The list, which does not offer any ranking, lists the likes of German Chancellor Angela Merkel, Thai Prime Minister Yingluck Shinawatre, Saudi women rights activist Manal al-Sharif, Nobel Peace Prize winner Tawakkol Karman, and Oprah Winfrey.
About Rehman, The Daily Beast wrote that she had “spent her entire career pushing for human rights and free speech in of the world’s most conservative countries.” It added that while she worked with slain former Prime Minister Benazir Bhutto to author bills tackling honour killings and domestic violence. Her claim to the list – according to the Daily Beast, she braved death threats for trying to remove the death penalty in the controversial blasphemy law, even forced into a self-imposed house arrest.
On Shehrbano Taseer, the Beast wrote that she had picked up the battle standard for a progressive and secular Pakistan after the murder of her father and Punjab Governor Salmaan Taseer.
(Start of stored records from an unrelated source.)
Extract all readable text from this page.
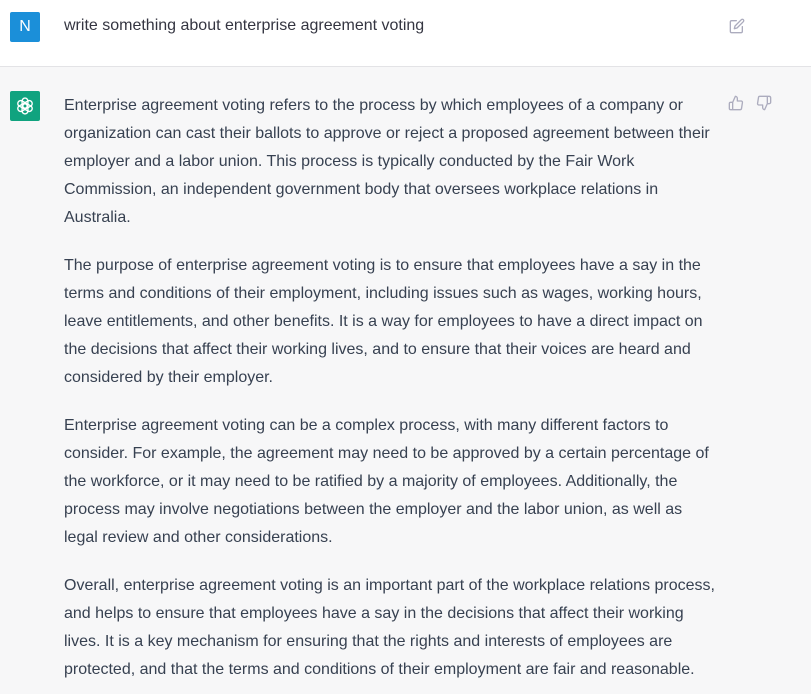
N	write something about enterprise agreement voting

Enterprise agreement voting refers to the process by which employees of a company or organization can cast their ballots to approve or reject a proposed agreement between their employer and a labor union. This process is typically conducted by the Fair Work Commission, an independent government body that oversees workplace relations in Australia.

The purpose of enterprise agreement voting is to ensure that employees have a say in the terms and conditions of their employment, including issues such as wages, working hours, leave entitlements, and other benefits. It is a way for employees to have a direct impact on the decisions that affect their working lives, and to ensure that their voices are heard and considered by their employer.

Enterprise agreement voting can be a complex process, with many different factors to consider. For example, the agreement may need to be approved by a certain percentage of the workforce, or it may need to be ratified by a majority of employees. Additionally, the process may involve negotiations between the employer and the labor union, as well as legal review and other considerations.

Overall, enterprise agreement voting is an important part of the workplace relations process, and helps to ensure that employees have a say in the decisions that affect their working lives. It is a key mechanism for ensuring that the rights and interests of employees are protected, and that the terms and conditions of their employment are fair and reasonable.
She too, the Beast added, had been braving death threats, forging ahead unnerved with her mission to “eliminate the country’s strict blasphemy law, which are often invoked to execute religious minorities.”
The list featured 52 women form the United States including Congresswoman Gabriel Giffords, Secretary of State Hillary Clinton and the US Army’s Female Engagement Team.